Soweit der verfahrensgegenständliche Bescheid in Ziffer 3 im Hinblick auf die dort tenorierten Modalitäten der Abschiebungsandrohung objektiv nicht im Einklang mit § 36 Abs. 1 AsylG steht, ist der Kläger dadurch nicht subjektiv verletzt, so dass die Klage auch insoweit abzuweisen war.
Der Kläger hat auch keinen Anspruch auf Feststellung eines nationalen Abschiebungsverbot gem. § 60 Abs. 5 und 7 AufenthG bezüglich Bulgarien.

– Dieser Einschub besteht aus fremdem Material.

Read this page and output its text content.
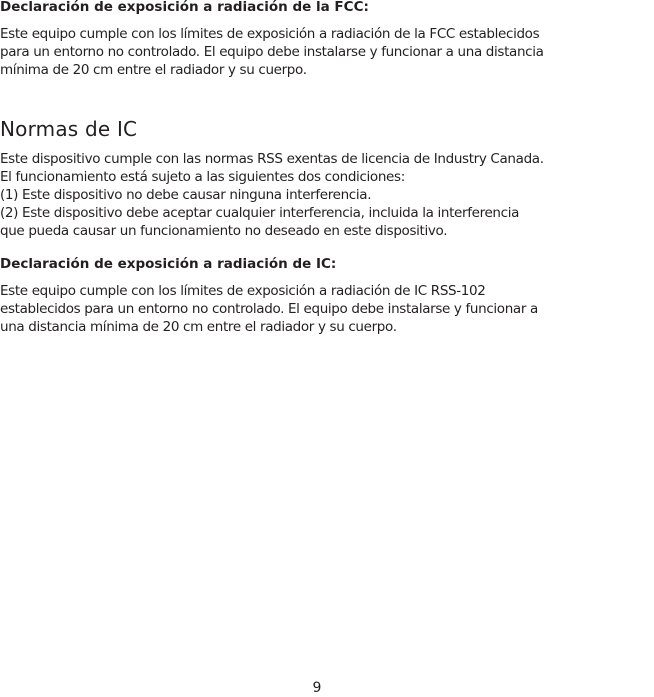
Declaración de exposición a radiación de la FCC:

Este equipo cumple con los límites de exposición a radiación de la FCC establecidos
para un entorno no controlado. El equipo debe instalarse y funcionar a una distancia
mínima de 20 cm entre el radiador y su cuerpo.

Normas de IC

Este dispositivo cumple con las normas RSS exentas de licencia de Industry Canada.
El funcionamiento está sujeto a las siguientes dos condiciones:
(1) Este dispositivo no debe causar ninguna interferencia.
(2) Este dispositivo debe aceptar cualquier interferencia, incluida la interferencia
que pueda causar un funcionamiento no deseado en este dispositivo.

Declaración de exposición a radiación de IC:

Este equipo cumple con los límites de exposición a radiación de IC RSS-102
establecidos para un entorno no controlado. El equipo debe instalarse y funcionar a
una distancia mínima de 20 cm entre el radiador y su cuerpo.

9
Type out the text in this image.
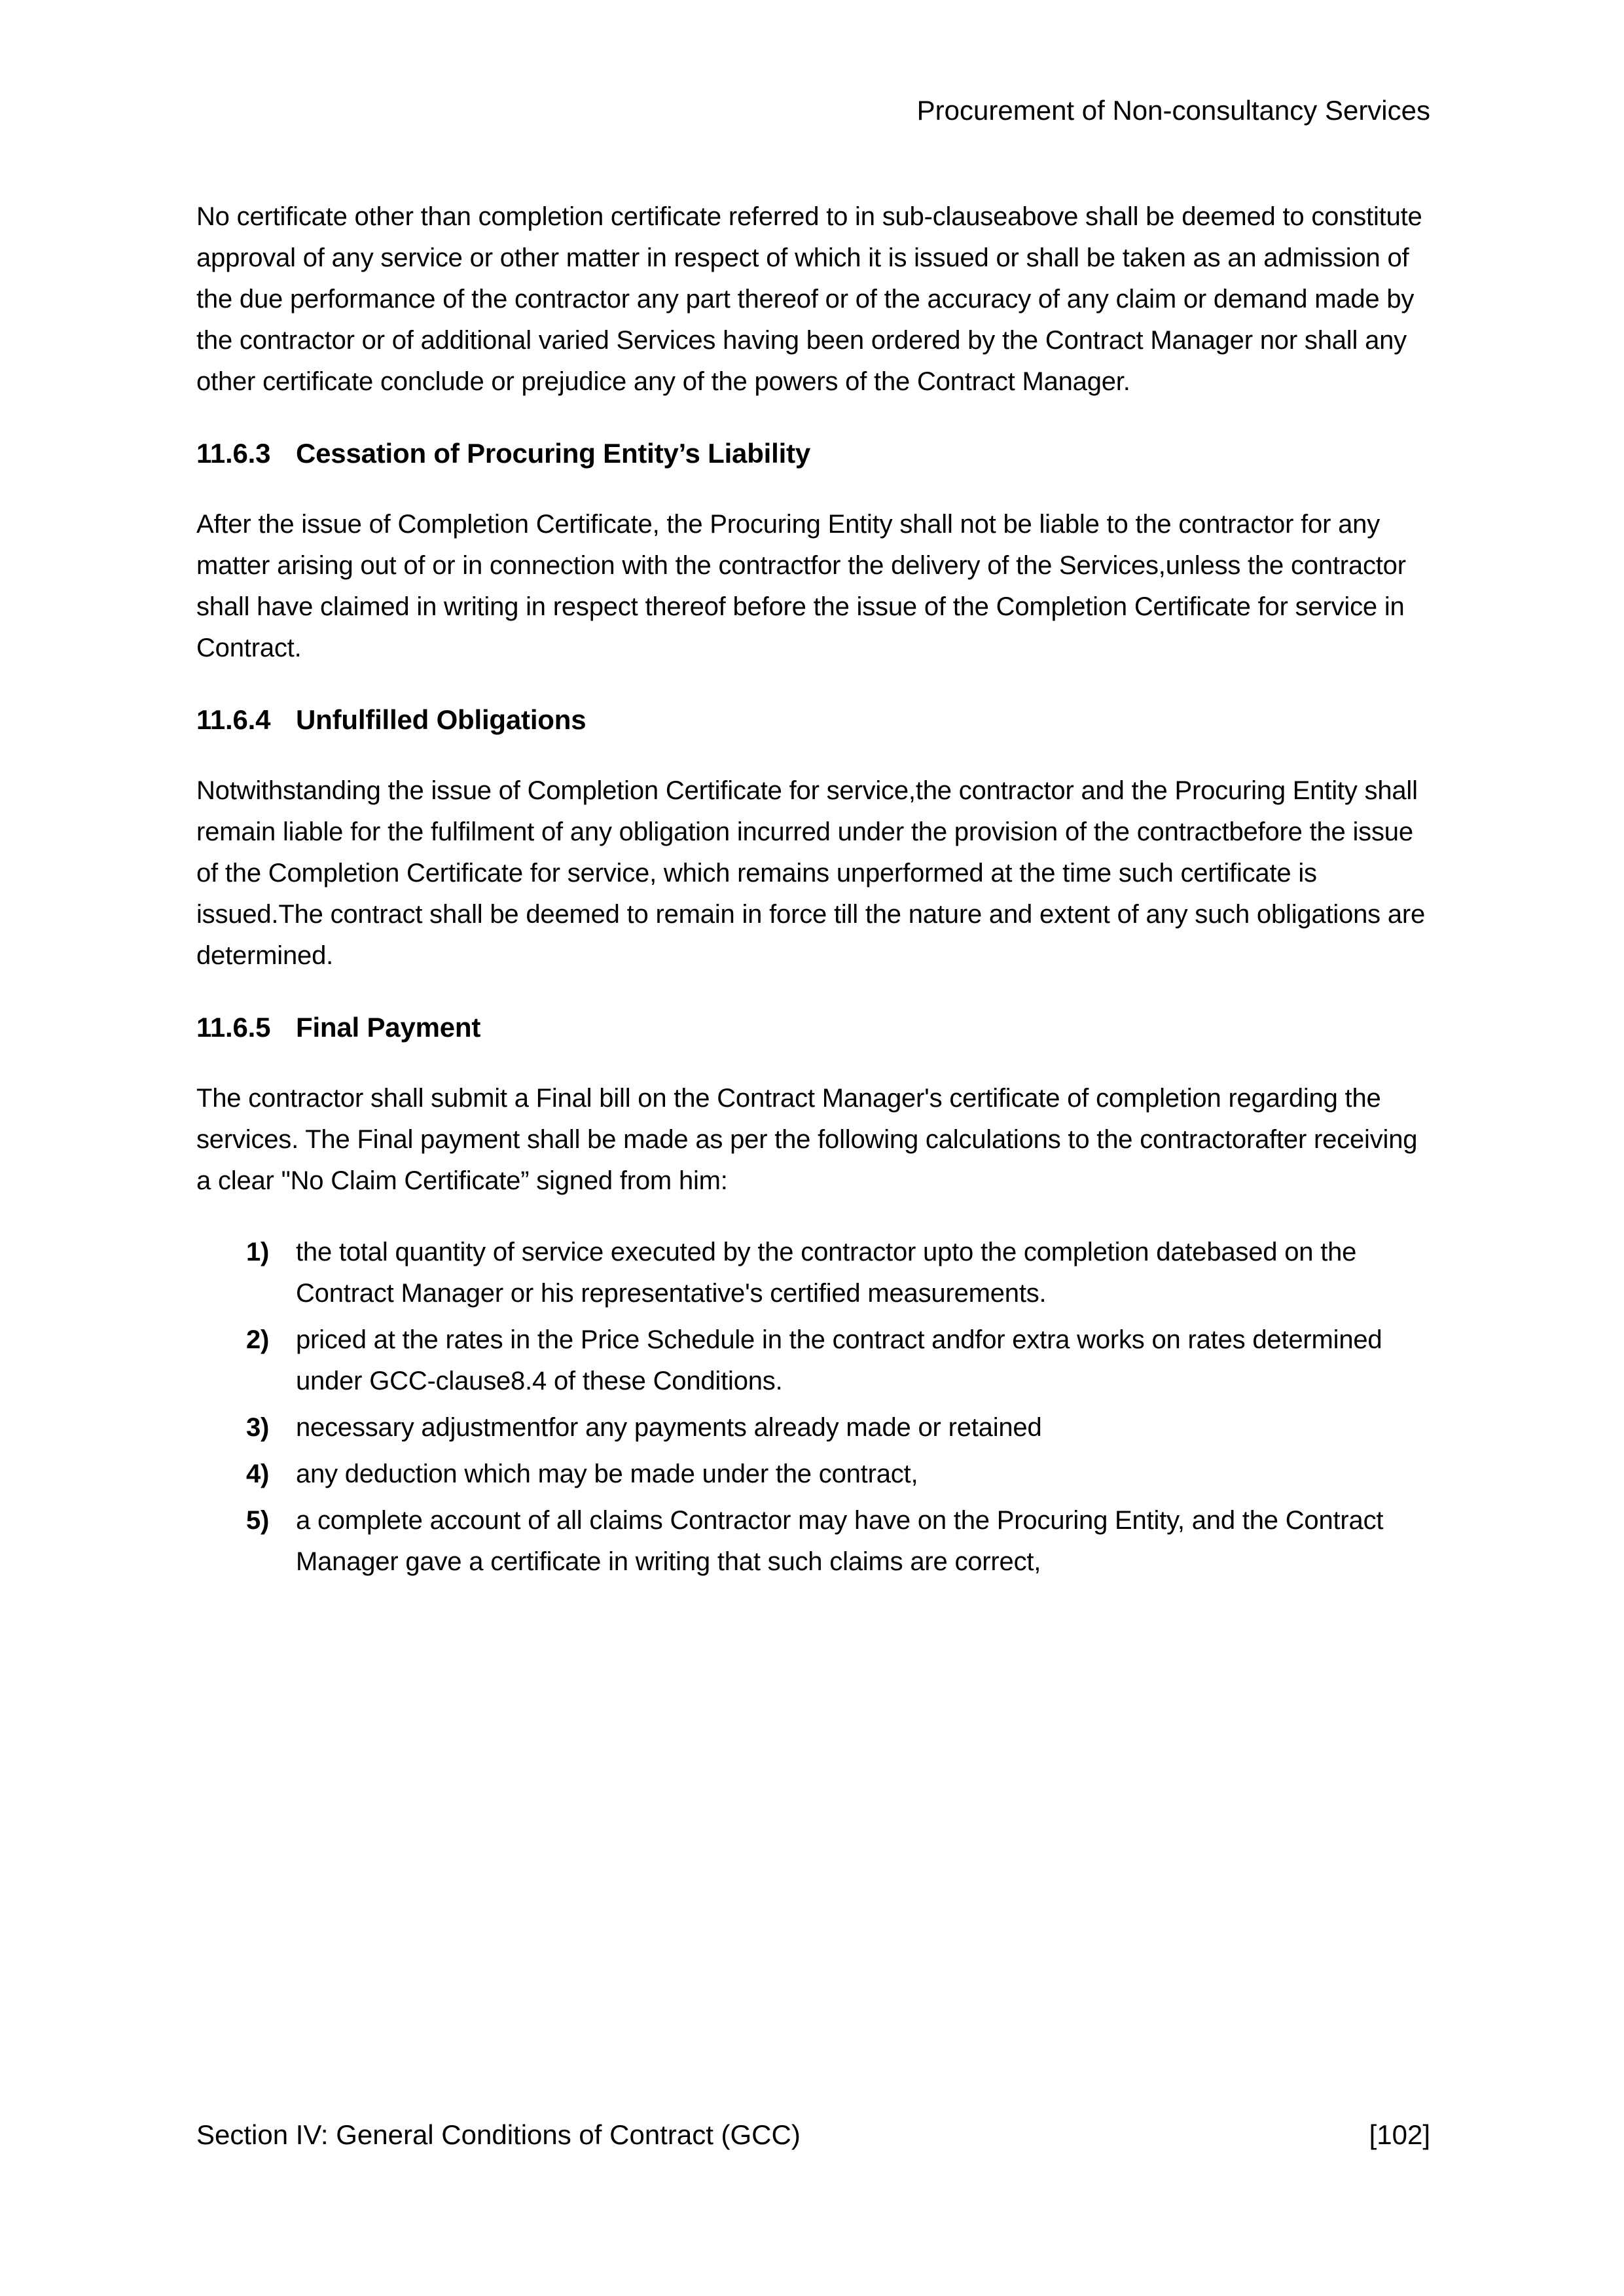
Procurement of Non-consultancy Services

No certificate other than completion certificate referred to in sub-clauseabove shall be deemed to constitute approval of any service or other matter in respect of which it is issued or shall be taken as an admission of the due performance of the contractor any part thereof or of the accuracy of any claim or demand made by the contractor or of additional varied Services having been ordered by the Contract Manager nor shall any other certificate conclude or prejudice any of the powers of the Contract Manager.

11.6.3 Cessation of Procuring Entity’s Liability

After the issue of Completion Certificate, the Procuring Entity shall not be liable to the contractor for any matter arising out of or in connection with the contractfor the delivery of the Services,unless the contractor shall have claimed in writing in respect thereof before the issue of the Completion Certificate for service in Contract.

11.6.4 Unfulfilled Obligations

Notwithstanding the issue of Completion Certificate for service,the contractor and the Procuring Entity shall remain liable for the fulfilment of any obligation incurred under the provision of the contractbefore the issue of the Completion Certificate for service, which remains unperformed at the time such certificate is issued.The contract shall be deemed to remain in force till the nature and extent of any such obligations are determined.

11.6.5 Final Payment

The contractor shall submit a Final bill on the Contract Manager's certificate of completion regarding the services. The Final payment shall be made as per the following calculations to the contractorafter receiving a clear "No Claim Certificate” signed from him:

1) the total quantity of service executed by the contractor upto the completion datebased on the Contract Manager or his representative's certified measurements.
2) priced at the rates in the Price Schedule in the contract andfor extra works on rates determined under GCC-clause8.4 of these Conditions.
3) necessary adjustmentfor any payments already made or retained
4) any deduction which may be made under the contract,
5) a complete account of all claims Contractor may have on the Procuring Entity, and the Contract Manager gave a certificate in writing that such claims are correct,
Section IV: General Conditions of Contract (GCC)	[102]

1.1 Das Bundesamt hat den Asylantrag des Klägers zu Recht gem. § 29 Abs. 1 Nr. 2 AsylG als unzulässig abgelehnt, weil dem Kläger bereits am 17. Februar 2017 internationaler Schutz in Form von subsidiären Schutz in Bulgarien zuerkannt worden war.
Auf die noch immer nicht vom Europäischen Gerichtshof geklärte Frage, ob ein Mitgliedstaat unionsrechtlich gehindert ist, einen Antrag auf internationalen Schutz wegen der Gewährung subsidiären Schutzes in einem anderen Mitgliedstaat als unzulässig abzulehnen, wenn die Ausgestaltung des internationalen Schutzes, namentlich die Lebensbedingungen für subsidiäre Schutzberechtigte, in dem anderen Mitgliedstaat, der dem Antragsteller bereits subsidiären Schutz gewährt hat, gegen Art. 4 der EUGrCh bzw. Art. 3 EMRK verstößt, kommt es im vorliegenden Fall nicht an.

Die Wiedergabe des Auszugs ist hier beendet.